Sitkoh Bay & Lake Eva
Rainforest schmainforest – another bluebird day in green coastal Alaska, and though we know it rains here or is supposed to rain here and has probably rained in the past and will again in the future, somebody turned a valve or pulled the plug and sent the dour gray clouds down to Seattle to leave us anointed with sunshine and warmth, the spokes of ethereal light filtering through a great canopy of spruce and hemlock as we ambled, sashayed, moseyed, trundled and otherwise made our way along another trail flanked by mosses and ferns and a thousand designs in nature, the greatest show on Earth. Some among us walked quickly to get exercise. Others spent as much time on our hands and knees as on our feet, making photographs, for that’s what we do now, we make photos rather than take them, given the instruction we’ve received and the distance we’ve traveled down the “road of creativity” and the “art of seeing.”
We watched a young brown bear swim across Florence Bay, then watched a humpback whale breach more than a dozen times, then made a final landing to walk the new Lake Eva Trail before taking our red and yellow kayaks for a final spin in a lagoon and up a river where salmon darted below and eagles perched above in their shoreline ramparts.

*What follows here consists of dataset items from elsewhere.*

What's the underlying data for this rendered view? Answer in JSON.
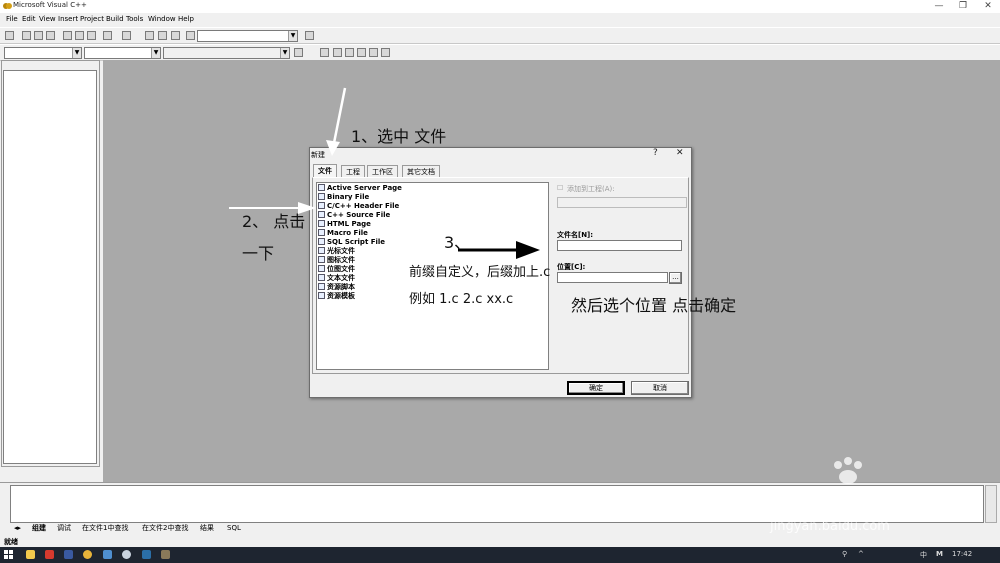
{
  "window": {
    "title": "Microsoft Visual C++",
    "controls": [
      "—",
      "❐",
      "✕"
    ]
  },
  "menu": [
    "File",
    "Edit",
    "View",
    "Insert",
    "Project",
    "Build",
    "Tools",
    "Window",
    "Help"
  ],
  "dialog": {
    "title": "新建",
    "help_icon": "?",
    "close_icon": "✕",
    "tabs": [
      "文件",
      "工程",
      "工作区",
      "其它文档"
    ],
    "active_tab": "文件",
    "file_types": [
      "Active Server Page",
      "Binary File",
      "C/C++ Header File",
      "C++ Source File",
      "HTML Page",
      "Macro File",
      "SQL Script File",
      "光标文件",
      "图标文件",
      "位图文件",
      "文本文件",
      "资源脚本",
      "资源模板"
    ],
    "add_to_project_label": "添加到工程(A):",
    "filename_label": "文件名[N]:",
    "filename_value": "",
    "location_label": "位置[C]:",
    "location_value": "",
    "browse_label": "...",
    "ok_label": "确定",
    "cancel_label": "取消"
  },
  "output_tabs": [
    "组建",
    "调试",
    "在文件1中查找",
    "在文件2中查找",
    "结果",
    "SQL"
  ],
  "status_text": "就绪",
  "taskbar": {
    "clock": "17:42",
    "ime": "中",
    "tray_M": "M"
  },
  "annotations": {
    "step1": "1、选中 文件",
    "step2_a": "2、 点击",
    "step2_b": "一下",
    "step3": "3、",
    "note_a": "前缀自定义，后缀加上.c",
    "note_b": "例如 1.c  2.c  xx.c",
    "note_c": "然后选个位置 点击确定"
  },
  "watermark": {
    "brand": "Bai 经验",
    "url": "jingyan.baidu.com"
  }
}
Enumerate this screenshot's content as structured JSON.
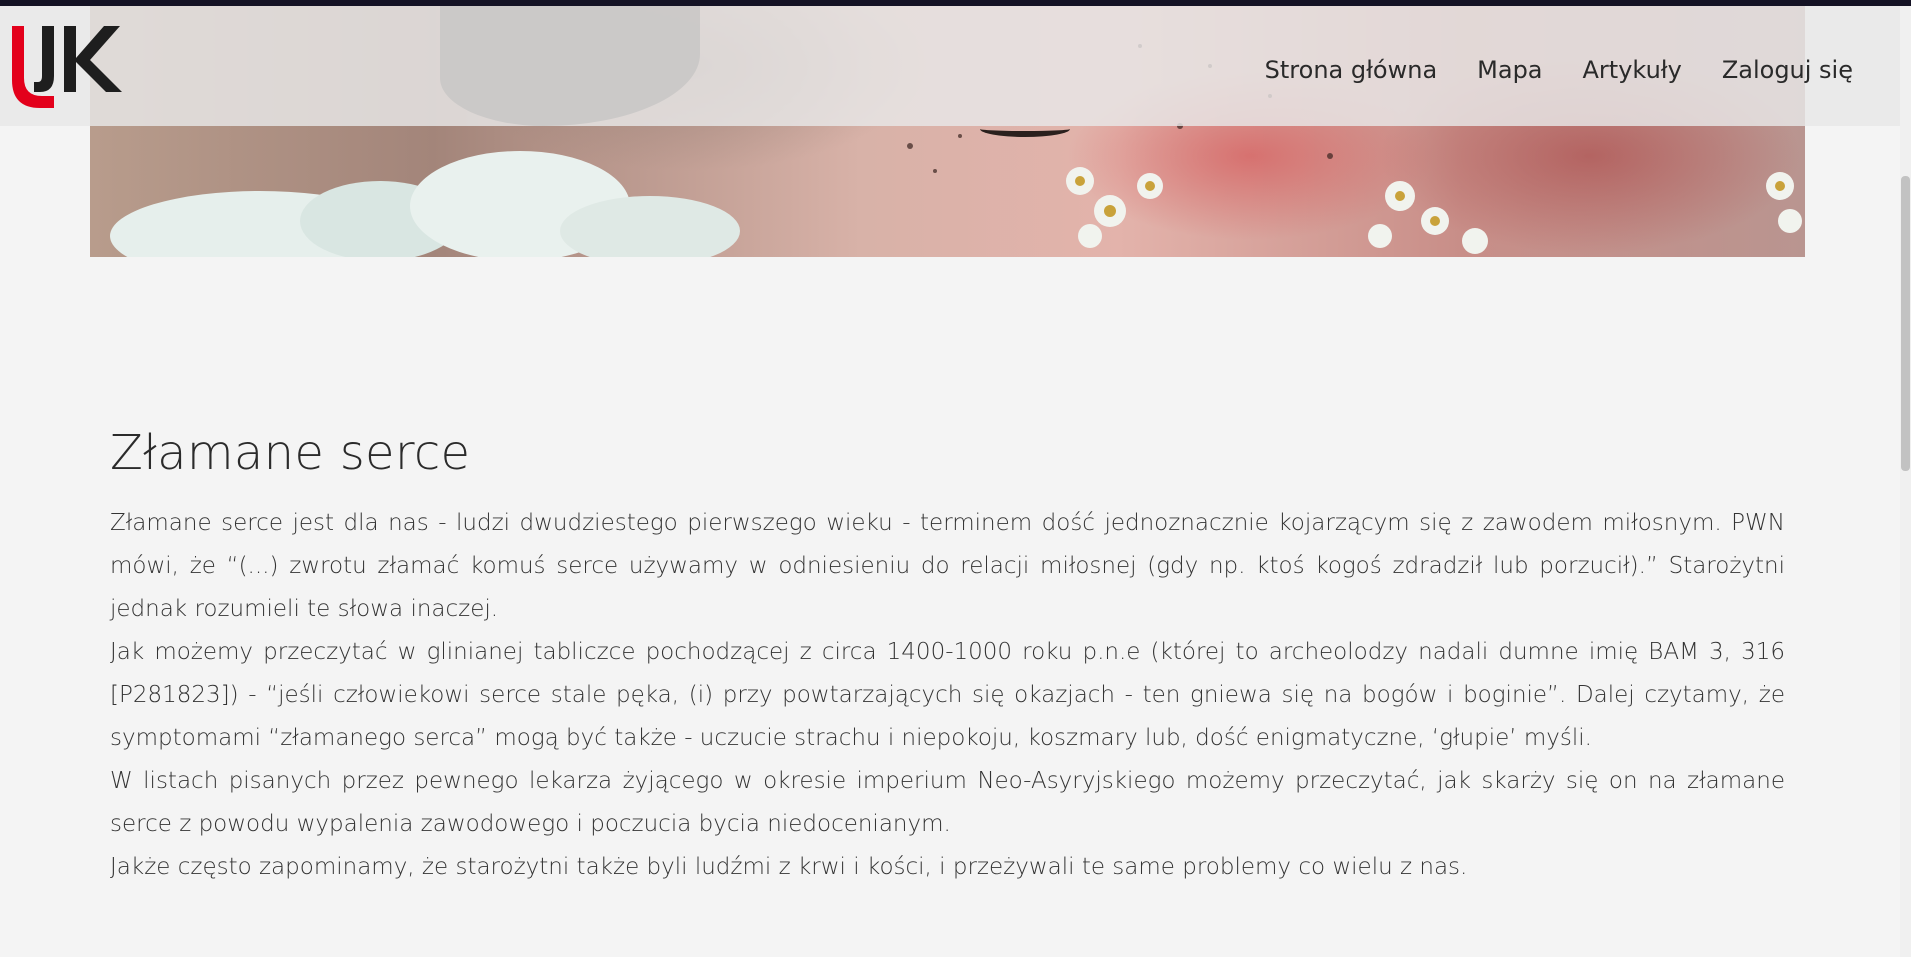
{
  "colors": {
    "top_strip": "#141224",
    "logo_red": "#e3001b",
    "logo_black": "#1e1e1e",
    "background": "#f4f4f4"
  },
  "header": {
    "logo_text": "UJK",
    "nav": [
      {
        "label": "Strona główna"
      },
      {
        "label": "Mapa"
      },
      {
        "label": "Artykuły"
      },
      {
        "label": "Zaloguj się"
      }
    ]
  },
  "article": {
    "title": "Złamane serce",
    "paragraphs": [
      "Złamane serce jest dla nas - ludzi dwudziestego pierwszego wieku - terminem dość jednoznacznie kojarzącym się z zawodem miłosnym. PWN mówi, że “(...) zwrotu złamać komuś serce używamy w odniesieniu do relacji miłosnej (gdy np. ktoś kogoś zdradził lub porzucił).” Starożytni jednak rozumieli te słowa inaczej.",
      "Jak możemy przeczytać w glinianej tabliczce pochodzącej z circa 1400-1000 roku p.n.e (której to archeolodzy nadali dumne imię BAM 3, 316 [P281823]) - “jeśli człowiekowi serce stale pęka, (i) przy powtarzających się okazjach - ten gniewa się na bogów i boginie”. Dalej czytamy, że symptomami “złamanego serca” mogą być także - uczucie strachu i niepokoju, koszmary lub, dość enigmatyczne, ‘głupie’ myśli.",
      "W listach pisanych przez pewnego lekarza żyjącego w okresie imperium Neo-Asyryjskiego możemy przeczytać, jak skarży się on na złamane serce z powodu wypalenia zawodowego i poczucia bycia niedocenianym.",
      "Jakże często zapominamy, że starożytni także byli ludźmi z krwi i kości, i przeżywali te same problemy co wielu z nas."
    ]
  }
}
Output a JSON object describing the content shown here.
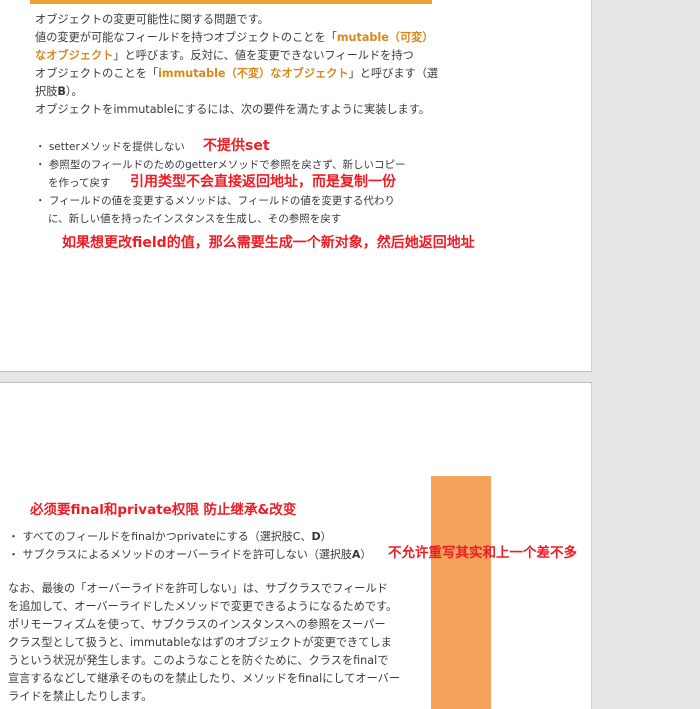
{
  "page1": {
    "line1": "オブジェクトの変更可能性に関する問題です。",
    "line2_a": "値の変更が可能なフィールドを持つオブジェクトのことを「",
    "line2_hl1": "mutable（可変）",
    "line3_hl": "なオブジェクト",
    "line3_b": "」と呼びます。反対に、値を変更できないフィールドを持つ",
    "line4_a": "オブジェクトのことを「",
    "line4_hl": "immutable（不変）なオブジェクト",
    "line4_b": "」と呼びます（選",
    "line5_a": "択肢",
    "line5_b": "B",
    "line5_c": "）。",
    "line6": "オブジェクトをimmutableにするには、次の要件を満たすように実装します。",
    "bullets": [
      "・ setterメソッドを提供しない",
      "・ 参照型のフィールドのためのgetterメソッドで参照を戻さず、新しいコピー",
      "を作って戻す",
      "・ フィールドの値を変更するメソッドは、フィールドの値を変更する代わり",
      "に、新しい値を持ったインスタンスを生成し、その参照を戻す"
    ],
    "notes": [
      "不提供set",
      "引用类型不会直接返回地址，而是复制一份",
      "如果想更改field的值，那么需要生成一个新对象，然后她返回地址"
    ]
  },
  "page2": {
    "note_top": "必须要final和private权限 防止继承&改变",
    "bullet1_a": "・ すべてのフィールドをfinalかつprivateにする（選択肢C、",
    "bullet1_b": "D",
    "bullet1_c": "）",
    "bullet2_a": "・ サブクラスによるメソッドのオーバーライドを許可しない（選択肢",
    "bullet2_b": "A",
    "bullet2_c": "）",
    "note_right": "不允许重写其实和上一个差不多",
    "para": [
      "なお、最後の「オーバーライドを許可しない」は、サブクラスでフィールド",
      "を追加して、オーバーライドしたメソッドで変更できるようになるためです。",
      "ポリモーフィズムを使って、サブクラスのインスタンスへの参照をスーパー",
      "クラス型として扱うと、immutableなはずのオブジェクトが変更できてしま",
      "うという状況が発生します。このようなことを防ぐために、クラスをfinalで",
      "宣言するなどして継承そのものを禁止したり、メソッドをfinalにしてオーバー",
      "ライドを禁止したりします。"
    ]
  }
}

Are we supposed to go home now? Supposed to return to who we used to be? Impossible. Alaska has charmed and corrupted us with its tonic of wildness and geography of hope, its sword in the stone, our hands fitted to it and unable to fully let go. “In wildness is the preservation of the world,” wrote Henry David Thoreau in 1851, the same year Herman Melville’s Moby Dick was published as an indictment of modern man treating the world’s oceans like bottomless baskets. How refreshing to see people today coming to see wild nature not as a commodity to harvest but as a treasure to celebrate and save so others tomorrow will see it as we have, and be the beneficiaries of the same magic and gifts, the same sunshine, hope and rain, if indeed it does rain here. We’ve heard that it does. Maybe tomorrow.